I'm currently developing a program in which I use Java.util.Collection.parallelStream(), and wondering if it's possible to make it more Multi-threaded.

Several small map

I was wondering if using multiple map might allow the Java.util.Collection.parallelStream() to distribute the tasks better:

List<InsertOneModel<Document>> bulkWrites = puzzles.parallelStream()
        .map(gson::toJson)
        .map(Document::parse)
        .map(InsertOneModel::new)
        .toList();

Single big map

For example a better distribution than:

List<InsertOneModel<Document>> bulkWrites = puzzles.parallelStream()
        .map(puzzle -> new InsertOneModel<>(Document.parse(gson.toJson(puzzle))))
        .toList();

Question

Is there one of the solutions that is more suitable for Java.util.Collection.parallelStream(), or the two have no big difference?

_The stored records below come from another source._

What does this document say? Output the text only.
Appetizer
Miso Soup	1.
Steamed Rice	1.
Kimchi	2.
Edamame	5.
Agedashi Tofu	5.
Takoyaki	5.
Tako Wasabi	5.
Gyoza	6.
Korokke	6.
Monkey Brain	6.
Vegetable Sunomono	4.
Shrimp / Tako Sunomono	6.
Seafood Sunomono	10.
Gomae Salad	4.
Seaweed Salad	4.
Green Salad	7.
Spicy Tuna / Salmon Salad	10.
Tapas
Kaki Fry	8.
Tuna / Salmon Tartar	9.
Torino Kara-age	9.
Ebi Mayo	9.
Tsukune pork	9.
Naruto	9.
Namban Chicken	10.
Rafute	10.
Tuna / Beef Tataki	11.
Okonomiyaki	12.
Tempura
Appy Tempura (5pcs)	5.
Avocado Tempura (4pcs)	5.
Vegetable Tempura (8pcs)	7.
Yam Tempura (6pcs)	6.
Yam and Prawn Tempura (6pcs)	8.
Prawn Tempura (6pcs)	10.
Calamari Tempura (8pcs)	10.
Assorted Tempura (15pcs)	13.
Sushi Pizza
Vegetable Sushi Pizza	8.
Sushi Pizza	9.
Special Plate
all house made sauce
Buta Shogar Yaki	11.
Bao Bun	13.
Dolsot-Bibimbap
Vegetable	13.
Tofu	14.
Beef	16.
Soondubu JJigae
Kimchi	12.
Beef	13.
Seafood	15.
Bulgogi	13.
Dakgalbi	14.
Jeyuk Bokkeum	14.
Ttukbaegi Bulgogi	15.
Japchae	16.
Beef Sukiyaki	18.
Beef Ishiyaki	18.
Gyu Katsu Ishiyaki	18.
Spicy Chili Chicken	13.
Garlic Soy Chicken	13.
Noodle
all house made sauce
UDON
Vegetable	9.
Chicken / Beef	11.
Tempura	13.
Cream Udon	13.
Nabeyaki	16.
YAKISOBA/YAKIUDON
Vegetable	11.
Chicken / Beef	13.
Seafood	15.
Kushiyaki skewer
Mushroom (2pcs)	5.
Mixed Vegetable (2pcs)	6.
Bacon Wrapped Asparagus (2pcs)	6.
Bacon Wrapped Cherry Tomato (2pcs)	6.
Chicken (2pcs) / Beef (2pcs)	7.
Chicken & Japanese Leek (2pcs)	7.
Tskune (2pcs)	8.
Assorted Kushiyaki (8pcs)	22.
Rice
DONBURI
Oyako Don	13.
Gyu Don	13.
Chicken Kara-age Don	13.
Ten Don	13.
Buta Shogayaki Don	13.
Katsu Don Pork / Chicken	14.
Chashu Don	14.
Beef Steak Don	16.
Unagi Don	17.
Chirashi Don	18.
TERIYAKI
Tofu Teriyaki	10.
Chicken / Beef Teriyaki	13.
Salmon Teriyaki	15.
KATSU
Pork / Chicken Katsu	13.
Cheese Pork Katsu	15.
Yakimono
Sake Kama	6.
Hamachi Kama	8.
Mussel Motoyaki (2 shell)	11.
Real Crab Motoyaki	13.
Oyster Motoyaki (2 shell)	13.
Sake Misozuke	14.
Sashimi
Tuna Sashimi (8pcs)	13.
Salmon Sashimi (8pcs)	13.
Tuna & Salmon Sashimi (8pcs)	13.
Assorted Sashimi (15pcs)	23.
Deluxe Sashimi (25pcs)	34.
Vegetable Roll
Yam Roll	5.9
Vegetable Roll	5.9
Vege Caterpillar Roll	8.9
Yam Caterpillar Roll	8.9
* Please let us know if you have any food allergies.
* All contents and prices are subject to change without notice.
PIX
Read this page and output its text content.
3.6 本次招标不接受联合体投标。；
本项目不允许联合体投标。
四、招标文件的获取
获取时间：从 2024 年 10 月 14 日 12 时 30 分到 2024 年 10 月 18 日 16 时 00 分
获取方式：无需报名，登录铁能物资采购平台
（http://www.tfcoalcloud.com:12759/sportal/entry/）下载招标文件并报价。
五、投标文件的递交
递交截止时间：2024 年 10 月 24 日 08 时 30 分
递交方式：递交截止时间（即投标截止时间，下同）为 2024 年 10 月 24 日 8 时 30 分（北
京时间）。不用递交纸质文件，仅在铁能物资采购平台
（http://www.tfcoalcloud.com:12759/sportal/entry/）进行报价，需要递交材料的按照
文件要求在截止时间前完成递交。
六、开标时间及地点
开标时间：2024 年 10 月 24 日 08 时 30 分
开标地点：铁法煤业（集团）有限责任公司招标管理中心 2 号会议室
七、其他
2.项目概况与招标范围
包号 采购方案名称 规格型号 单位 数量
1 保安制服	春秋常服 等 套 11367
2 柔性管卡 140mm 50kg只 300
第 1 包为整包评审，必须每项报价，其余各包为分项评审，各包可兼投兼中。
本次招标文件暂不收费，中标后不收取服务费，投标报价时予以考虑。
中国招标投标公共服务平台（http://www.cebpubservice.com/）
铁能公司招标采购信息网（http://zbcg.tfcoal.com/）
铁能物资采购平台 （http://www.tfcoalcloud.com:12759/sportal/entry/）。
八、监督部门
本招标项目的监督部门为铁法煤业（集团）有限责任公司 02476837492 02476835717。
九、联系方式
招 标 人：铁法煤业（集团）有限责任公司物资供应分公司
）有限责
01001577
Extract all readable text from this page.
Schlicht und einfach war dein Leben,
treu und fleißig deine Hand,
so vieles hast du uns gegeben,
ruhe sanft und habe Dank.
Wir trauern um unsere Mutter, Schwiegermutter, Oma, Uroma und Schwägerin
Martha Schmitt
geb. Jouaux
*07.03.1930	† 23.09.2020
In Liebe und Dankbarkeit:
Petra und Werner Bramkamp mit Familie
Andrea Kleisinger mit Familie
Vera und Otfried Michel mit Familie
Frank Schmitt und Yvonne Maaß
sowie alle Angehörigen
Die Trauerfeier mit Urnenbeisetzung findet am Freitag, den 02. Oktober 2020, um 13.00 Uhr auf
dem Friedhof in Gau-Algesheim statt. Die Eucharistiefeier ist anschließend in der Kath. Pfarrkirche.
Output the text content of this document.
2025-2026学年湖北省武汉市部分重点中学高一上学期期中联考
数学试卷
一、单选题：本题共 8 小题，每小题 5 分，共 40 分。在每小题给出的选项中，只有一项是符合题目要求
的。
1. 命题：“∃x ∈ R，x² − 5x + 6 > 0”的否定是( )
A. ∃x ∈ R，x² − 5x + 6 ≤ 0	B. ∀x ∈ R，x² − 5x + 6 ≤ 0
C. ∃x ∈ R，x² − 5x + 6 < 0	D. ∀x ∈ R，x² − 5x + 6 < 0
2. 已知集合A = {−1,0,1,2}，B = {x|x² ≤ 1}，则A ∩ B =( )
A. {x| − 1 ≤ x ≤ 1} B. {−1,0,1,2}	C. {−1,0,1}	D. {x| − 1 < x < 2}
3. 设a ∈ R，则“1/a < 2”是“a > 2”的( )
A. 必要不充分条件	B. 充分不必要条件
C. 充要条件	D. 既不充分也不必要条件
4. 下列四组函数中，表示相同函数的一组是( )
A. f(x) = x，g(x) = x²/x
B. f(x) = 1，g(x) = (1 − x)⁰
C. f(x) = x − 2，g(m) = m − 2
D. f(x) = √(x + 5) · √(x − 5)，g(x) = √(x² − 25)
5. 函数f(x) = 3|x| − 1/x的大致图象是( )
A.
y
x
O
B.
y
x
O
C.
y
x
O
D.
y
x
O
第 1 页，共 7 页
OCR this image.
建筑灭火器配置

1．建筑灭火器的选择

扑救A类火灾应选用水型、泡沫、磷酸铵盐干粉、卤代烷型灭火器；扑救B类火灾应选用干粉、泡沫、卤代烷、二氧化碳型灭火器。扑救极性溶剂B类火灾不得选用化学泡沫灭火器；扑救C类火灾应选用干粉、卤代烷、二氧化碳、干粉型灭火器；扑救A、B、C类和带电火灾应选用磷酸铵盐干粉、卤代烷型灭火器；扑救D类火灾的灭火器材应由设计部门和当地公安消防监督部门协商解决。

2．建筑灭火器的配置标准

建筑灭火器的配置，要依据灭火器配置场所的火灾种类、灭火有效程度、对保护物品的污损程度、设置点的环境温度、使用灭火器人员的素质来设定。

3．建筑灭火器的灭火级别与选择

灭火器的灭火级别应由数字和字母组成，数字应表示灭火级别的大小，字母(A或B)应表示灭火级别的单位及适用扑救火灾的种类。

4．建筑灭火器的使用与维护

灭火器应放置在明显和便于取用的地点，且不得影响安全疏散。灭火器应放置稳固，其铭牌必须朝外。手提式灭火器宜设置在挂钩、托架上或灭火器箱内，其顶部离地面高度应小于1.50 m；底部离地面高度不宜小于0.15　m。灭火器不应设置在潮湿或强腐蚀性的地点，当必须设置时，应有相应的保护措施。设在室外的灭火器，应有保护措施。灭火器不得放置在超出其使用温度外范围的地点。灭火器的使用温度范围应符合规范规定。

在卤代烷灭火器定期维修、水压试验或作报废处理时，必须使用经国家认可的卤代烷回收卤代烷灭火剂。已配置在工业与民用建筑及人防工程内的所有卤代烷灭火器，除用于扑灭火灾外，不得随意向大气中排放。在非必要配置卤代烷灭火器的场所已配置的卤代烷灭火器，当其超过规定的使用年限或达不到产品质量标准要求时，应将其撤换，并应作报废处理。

CodePudding user response：

I looked into the Stream source code. The result of a map operation is just fed into the next operation. So there is almost no difference between one big map() call or several small map() calls.

And for the map() operation a parallel Stream makes no difference at all. Meaning each input object will be processed until the end by the same Thread in any case.

Also note: A parallel Stream only splits up the work if the operation chain allows it and there is enough data to process. So for a small Collection or a Collection that allows no random access, a parallel Stream behaves like a sequential Stream.

CodePudding user response：

I doubt that there is much different in performance, but even if you proved it did have quicker performance I would still prefer to see and use the first style in code I had to maintain.

The first multi-map style is easier for others to understand, it is easier to maintain and easier to debug - for example adding peek stages for any stage of the processing chain.

List<InsertOneModel<Document>> bulkWrites = puzzles.parallelStream()
    .map(gson::toJson)
    // easy to make changes for debug, moving peek up/down
    // .peek(System.out::println)
    .map(Document::parse)
    // easy to filter:
    // .filter(this::somecondition)
    .map(InsertOneModel::new)
    .toList();

If your requirements change - such as needing to filter the output, or capture the intermediate data by splitting to 2 collections, the first approach beats second every time.